Dans ce cas intéressant, le “modèle américain” — d’habitude proclamé comme exemplaire par les institutions européennes — est à l’inverse de ce qu’il nous est dit d’une façon générale et pédagogique, notamment par les institutions européennes, président de la Commission en tête. Il s’agit d’une poussée décentralisatrice (celle des Etats de l’Union), opposée à l’autorité fédérale qui prétend imposer une politique générale que nombre d’autorités locales jugent dommageable. Le point ici est moins le contenu de la politique que l’affrontement des pouvoirs et, au-delà, la question révolutionnaire suivante : à quel niveau trouve-t-on la véritable souveraineté lorsque des entités démocratiques composant un ensemble fédéral s’opposent, le plus souvent à partir d’une incitation populaire dans ce sens, à une politique centralisée jugée dommageable par ces entités?

Autre paradoxe charmant : les USA sont en train de nous asséner la preuve que la lutte contre le réchauffement climatique peut effectivement se faire à partir des pouvoirs parcellaires, des pouvoirs souverains ranimés pour l’occasion et constituant de facto un ensemble confédéral plutôt qu’à partir d’un pouvoir fédéral centralisateur.
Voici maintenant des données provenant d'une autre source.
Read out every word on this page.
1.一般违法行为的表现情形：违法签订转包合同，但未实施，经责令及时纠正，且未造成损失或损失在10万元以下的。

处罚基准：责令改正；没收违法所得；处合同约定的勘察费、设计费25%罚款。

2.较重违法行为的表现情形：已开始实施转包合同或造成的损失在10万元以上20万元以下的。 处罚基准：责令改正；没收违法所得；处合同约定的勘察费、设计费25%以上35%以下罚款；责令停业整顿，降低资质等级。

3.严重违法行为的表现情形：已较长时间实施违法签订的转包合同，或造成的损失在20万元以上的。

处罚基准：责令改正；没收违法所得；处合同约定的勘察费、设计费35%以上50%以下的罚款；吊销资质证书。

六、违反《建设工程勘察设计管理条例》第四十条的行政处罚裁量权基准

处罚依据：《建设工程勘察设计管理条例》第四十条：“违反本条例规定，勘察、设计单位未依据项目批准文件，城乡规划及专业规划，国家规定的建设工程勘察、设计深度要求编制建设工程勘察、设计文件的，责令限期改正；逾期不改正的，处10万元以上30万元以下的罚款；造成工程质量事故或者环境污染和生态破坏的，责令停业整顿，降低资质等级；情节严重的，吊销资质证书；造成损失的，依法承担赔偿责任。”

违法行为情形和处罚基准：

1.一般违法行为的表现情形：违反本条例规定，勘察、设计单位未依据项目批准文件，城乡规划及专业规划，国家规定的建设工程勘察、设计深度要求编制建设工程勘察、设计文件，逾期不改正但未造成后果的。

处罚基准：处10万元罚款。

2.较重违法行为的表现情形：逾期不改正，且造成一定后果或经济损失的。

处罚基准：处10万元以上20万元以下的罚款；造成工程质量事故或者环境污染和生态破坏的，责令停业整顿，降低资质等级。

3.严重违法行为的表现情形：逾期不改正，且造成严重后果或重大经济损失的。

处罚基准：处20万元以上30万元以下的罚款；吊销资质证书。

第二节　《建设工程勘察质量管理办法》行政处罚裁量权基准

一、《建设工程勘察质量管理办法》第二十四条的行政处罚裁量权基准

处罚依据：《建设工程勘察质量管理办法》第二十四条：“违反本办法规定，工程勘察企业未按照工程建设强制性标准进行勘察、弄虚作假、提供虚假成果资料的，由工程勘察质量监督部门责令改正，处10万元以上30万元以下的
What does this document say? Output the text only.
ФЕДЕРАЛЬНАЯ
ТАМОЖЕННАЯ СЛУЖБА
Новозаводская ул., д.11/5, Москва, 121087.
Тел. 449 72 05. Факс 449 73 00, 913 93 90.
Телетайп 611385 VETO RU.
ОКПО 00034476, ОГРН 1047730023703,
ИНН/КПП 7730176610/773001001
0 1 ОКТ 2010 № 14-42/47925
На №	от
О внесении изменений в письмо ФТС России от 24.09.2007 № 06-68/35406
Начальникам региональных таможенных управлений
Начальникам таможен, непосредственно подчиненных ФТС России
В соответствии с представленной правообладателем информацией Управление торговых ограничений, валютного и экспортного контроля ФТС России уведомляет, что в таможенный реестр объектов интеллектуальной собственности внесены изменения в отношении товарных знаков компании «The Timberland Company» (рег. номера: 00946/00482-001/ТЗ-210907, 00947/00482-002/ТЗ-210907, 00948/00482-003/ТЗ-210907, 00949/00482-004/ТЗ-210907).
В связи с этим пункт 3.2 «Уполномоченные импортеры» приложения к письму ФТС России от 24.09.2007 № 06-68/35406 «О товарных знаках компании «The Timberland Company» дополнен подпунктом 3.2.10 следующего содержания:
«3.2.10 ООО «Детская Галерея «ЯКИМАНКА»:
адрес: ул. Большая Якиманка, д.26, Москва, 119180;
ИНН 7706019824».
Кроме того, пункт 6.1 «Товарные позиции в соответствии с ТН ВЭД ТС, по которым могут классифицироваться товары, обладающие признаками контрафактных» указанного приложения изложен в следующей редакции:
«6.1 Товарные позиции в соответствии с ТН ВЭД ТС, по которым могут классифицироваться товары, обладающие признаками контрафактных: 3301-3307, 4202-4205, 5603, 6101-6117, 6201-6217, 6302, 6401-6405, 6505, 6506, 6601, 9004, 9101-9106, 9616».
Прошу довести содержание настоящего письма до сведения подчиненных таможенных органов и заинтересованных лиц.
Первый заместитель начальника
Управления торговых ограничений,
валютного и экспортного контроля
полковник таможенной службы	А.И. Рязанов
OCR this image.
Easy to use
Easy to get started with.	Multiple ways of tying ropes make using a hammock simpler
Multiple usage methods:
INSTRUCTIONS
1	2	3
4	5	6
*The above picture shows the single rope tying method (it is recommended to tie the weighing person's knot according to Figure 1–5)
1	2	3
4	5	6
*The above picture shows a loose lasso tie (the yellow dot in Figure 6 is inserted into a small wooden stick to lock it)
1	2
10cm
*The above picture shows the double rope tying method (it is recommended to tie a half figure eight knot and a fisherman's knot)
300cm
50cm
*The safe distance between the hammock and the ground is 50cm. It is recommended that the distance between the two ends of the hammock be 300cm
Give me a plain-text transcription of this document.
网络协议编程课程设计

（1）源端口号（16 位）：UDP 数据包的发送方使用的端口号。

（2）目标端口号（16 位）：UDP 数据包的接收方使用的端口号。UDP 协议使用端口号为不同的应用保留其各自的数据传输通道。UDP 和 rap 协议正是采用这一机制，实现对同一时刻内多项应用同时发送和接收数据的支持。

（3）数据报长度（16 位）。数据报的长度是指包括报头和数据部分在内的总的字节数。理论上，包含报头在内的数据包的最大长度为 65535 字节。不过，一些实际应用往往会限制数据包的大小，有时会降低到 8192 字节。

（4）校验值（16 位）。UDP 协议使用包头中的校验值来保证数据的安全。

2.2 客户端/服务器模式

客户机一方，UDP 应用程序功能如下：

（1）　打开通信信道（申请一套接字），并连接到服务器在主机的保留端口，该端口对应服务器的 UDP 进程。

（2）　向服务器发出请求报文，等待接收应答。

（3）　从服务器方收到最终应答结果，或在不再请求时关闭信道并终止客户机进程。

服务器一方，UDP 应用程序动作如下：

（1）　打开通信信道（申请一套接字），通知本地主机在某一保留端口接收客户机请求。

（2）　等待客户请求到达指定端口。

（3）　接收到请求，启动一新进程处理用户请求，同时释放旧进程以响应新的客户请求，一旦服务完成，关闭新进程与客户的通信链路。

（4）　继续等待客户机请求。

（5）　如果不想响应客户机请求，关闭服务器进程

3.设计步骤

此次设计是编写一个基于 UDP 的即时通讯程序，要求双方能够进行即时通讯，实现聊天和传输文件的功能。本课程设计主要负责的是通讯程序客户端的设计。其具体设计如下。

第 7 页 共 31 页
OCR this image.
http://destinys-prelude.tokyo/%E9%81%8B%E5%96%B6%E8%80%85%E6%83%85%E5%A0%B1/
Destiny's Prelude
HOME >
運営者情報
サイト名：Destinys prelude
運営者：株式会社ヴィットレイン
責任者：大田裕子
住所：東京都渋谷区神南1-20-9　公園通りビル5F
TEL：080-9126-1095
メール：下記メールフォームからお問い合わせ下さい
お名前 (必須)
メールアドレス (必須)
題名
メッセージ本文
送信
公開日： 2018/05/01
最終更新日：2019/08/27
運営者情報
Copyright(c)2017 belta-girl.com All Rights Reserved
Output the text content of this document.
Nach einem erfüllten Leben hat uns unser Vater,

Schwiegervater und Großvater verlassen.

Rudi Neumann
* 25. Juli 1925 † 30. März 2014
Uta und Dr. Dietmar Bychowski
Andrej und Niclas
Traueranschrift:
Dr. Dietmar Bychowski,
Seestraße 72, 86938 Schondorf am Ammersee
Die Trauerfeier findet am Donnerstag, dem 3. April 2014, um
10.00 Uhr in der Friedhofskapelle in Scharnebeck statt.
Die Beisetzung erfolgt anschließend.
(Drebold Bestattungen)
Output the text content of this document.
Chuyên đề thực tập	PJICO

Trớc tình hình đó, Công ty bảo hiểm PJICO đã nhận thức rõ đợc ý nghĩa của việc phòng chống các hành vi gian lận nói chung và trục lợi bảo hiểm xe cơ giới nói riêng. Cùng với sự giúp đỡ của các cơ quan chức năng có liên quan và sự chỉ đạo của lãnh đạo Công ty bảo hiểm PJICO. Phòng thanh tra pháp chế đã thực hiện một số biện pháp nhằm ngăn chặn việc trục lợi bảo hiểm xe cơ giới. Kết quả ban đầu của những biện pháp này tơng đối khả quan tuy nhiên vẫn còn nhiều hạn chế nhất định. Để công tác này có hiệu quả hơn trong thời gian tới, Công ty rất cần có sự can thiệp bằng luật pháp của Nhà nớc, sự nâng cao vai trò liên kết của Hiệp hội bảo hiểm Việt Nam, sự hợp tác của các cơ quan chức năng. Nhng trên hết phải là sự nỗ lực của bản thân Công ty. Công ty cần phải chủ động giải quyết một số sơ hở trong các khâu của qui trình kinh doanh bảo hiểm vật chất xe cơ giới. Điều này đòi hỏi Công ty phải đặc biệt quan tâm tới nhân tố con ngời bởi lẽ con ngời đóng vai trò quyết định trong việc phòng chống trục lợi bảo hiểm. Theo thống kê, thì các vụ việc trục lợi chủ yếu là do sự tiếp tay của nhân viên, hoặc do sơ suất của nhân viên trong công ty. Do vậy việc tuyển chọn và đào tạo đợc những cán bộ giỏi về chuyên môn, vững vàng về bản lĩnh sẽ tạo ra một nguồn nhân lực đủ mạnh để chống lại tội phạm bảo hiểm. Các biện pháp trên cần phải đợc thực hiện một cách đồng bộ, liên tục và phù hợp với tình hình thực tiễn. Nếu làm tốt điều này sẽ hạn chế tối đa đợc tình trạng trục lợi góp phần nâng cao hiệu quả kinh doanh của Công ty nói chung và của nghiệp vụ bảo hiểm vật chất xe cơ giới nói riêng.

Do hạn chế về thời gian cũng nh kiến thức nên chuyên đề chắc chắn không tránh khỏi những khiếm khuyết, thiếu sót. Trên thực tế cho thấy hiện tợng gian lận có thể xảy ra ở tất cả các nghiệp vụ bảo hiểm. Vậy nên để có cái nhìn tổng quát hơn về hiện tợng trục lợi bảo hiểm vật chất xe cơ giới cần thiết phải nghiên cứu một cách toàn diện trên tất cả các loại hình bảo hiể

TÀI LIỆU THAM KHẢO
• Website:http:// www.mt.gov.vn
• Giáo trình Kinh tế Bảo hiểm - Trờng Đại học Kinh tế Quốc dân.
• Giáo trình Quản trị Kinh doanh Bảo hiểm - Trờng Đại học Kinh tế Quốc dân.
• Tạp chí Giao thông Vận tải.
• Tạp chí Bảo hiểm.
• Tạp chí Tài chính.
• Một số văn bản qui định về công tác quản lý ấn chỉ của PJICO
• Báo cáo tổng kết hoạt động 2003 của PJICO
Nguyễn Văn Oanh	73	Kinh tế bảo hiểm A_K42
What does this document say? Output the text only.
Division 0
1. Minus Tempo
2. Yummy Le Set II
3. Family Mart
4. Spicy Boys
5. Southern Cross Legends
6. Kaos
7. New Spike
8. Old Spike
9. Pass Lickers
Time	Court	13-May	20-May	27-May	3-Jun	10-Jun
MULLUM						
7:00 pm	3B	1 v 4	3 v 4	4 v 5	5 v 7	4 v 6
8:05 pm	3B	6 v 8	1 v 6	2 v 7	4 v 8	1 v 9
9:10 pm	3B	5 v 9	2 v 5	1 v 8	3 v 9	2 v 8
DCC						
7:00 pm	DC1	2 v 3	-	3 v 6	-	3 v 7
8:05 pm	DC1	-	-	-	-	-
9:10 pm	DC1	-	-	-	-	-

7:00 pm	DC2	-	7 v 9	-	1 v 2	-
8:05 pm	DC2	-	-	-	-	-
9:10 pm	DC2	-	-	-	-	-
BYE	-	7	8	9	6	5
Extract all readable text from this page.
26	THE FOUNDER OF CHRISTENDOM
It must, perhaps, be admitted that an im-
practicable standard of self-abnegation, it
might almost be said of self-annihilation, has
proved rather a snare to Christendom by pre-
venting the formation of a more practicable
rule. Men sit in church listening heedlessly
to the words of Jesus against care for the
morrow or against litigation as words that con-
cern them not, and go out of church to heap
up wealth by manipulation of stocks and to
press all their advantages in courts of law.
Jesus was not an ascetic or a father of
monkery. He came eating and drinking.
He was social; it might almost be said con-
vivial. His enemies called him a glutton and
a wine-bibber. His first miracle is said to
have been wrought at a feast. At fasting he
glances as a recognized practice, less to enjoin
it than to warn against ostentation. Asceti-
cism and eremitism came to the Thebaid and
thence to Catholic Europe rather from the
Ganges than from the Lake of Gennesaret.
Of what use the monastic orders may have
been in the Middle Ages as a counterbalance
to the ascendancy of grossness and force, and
La seule chose que demandent les Etats de l’Union dans le cas envisagé, c’est que le pouvoir central ne leur interdise pas les politiques qu’ils entendent mettre en œuvre. («If the states lose the action, tough new measures brought in by California to force car manufacturers to produce cleaner vehicles would instantly be imperilled, as the state's legal right to set its own emissions targets would be undermined.»)

Le paradoxe édifiant pour l’Europe si friande du “modèle américain”, c’est que, sur cette question du global warming, les Etats de l’Union sont en train de se battre pour tenter de regagner une partie de leur souveraineté perdue (notamment à l’occasion de la Guerre de Sécession). Il s’agit d’un affrontement de pouvoirs sur la question de la souveraineté. Il s’agit de la même lutte en cours aujourd’hui en Europe, entre un cadre confédéral laissant leur souveraineté aux nations et un cadre fédéral tentant d’imposer l’autorité du centre.